Texas A&M has only faced two teams that rank in the top 40 in passing offense this season. The Aggies dominated Arkansas (No. 21) in a 58-10 victory on Sept. 29. However, Louisana Tech (No. 3) threw for 450 yards when the teams met on Oct. 13. The Aggies still won, 59-57.
Same players, different scheme: Just about all of OU’s offensive players went against Texas A&M last season. It’s the same case with the Aggie defenders. The biggest change is Texas A&M switched from a 3-4 to a 4-3 alignment this season.
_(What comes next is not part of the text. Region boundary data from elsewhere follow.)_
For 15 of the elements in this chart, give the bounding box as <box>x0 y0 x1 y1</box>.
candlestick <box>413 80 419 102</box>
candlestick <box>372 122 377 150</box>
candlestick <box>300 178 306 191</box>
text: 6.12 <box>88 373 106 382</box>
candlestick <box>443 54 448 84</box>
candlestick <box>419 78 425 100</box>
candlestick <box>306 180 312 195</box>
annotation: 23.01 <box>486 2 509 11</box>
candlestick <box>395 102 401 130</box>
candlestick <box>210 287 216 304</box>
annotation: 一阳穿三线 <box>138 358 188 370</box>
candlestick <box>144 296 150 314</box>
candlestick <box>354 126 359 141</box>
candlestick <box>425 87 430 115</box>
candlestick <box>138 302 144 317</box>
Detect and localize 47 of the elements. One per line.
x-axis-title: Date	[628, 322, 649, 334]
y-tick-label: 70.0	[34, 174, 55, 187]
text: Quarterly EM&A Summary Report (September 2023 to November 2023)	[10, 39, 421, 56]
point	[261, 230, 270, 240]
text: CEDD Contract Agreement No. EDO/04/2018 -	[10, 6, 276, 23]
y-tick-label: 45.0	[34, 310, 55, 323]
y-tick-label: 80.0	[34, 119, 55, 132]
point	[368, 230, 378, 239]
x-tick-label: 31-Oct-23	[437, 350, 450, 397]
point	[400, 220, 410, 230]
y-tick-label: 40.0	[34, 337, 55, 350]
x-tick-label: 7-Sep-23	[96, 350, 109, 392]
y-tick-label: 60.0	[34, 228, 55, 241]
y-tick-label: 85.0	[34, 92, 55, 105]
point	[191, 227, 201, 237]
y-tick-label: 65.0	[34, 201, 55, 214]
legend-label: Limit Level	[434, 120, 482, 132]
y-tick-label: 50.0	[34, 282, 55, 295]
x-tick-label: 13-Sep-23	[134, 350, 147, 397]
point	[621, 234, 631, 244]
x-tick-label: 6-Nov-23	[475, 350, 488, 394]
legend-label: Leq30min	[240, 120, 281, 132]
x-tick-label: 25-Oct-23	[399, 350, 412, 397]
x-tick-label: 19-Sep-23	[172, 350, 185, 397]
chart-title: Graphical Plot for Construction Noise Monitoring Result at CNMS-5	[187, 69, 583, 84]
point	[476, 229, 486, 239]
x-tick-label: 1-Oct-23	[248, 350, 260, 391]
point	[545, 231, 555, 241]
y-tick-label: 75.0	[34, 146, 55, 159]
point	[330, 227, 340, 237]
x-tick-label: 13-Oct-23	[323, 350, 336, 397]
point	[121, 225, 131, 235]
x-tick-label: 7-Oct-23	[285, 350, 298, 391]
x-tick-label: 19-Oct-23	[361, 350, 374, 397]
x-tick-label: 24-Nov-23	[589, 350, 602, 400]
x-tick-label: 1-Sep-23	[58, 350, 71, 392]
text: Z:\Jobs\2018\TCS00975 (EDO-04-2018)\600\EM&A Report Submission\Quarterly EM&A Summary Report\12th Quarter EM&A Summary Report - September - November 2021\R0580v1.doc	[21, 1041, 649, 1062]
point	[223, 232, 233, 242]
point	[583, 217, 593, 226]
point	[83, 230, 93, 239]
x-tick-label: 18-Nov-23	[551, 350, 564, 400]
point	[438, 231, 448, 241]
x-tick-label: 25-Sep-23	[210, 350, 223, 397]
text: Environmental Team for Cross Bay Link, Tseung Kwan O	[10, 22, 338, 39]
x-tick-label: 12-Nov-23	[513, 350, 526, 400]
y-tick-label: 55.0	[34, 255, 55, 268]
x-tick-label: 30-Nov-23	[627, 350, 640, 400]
“It’s actually pretty different with that four-man front but they’re very versatile on defense. They can jump back into that three-man front that they’ve run for a while,” OU center Gabe Ikard said. “They give you all kinds of different looks that are difficult to adjust to and you’ve just got to be able to diagnose what defense they’re running and make your defense and calls. They’re definitely a difficult matchup on defense with all the different looks.”
Little animosity: OU coach Bob Stoops said on Sunday that OU seems to have a lot of rivals. Wide receiver Kenny Stills said on Monday that facing Texas A&M was never high on his rivalry list.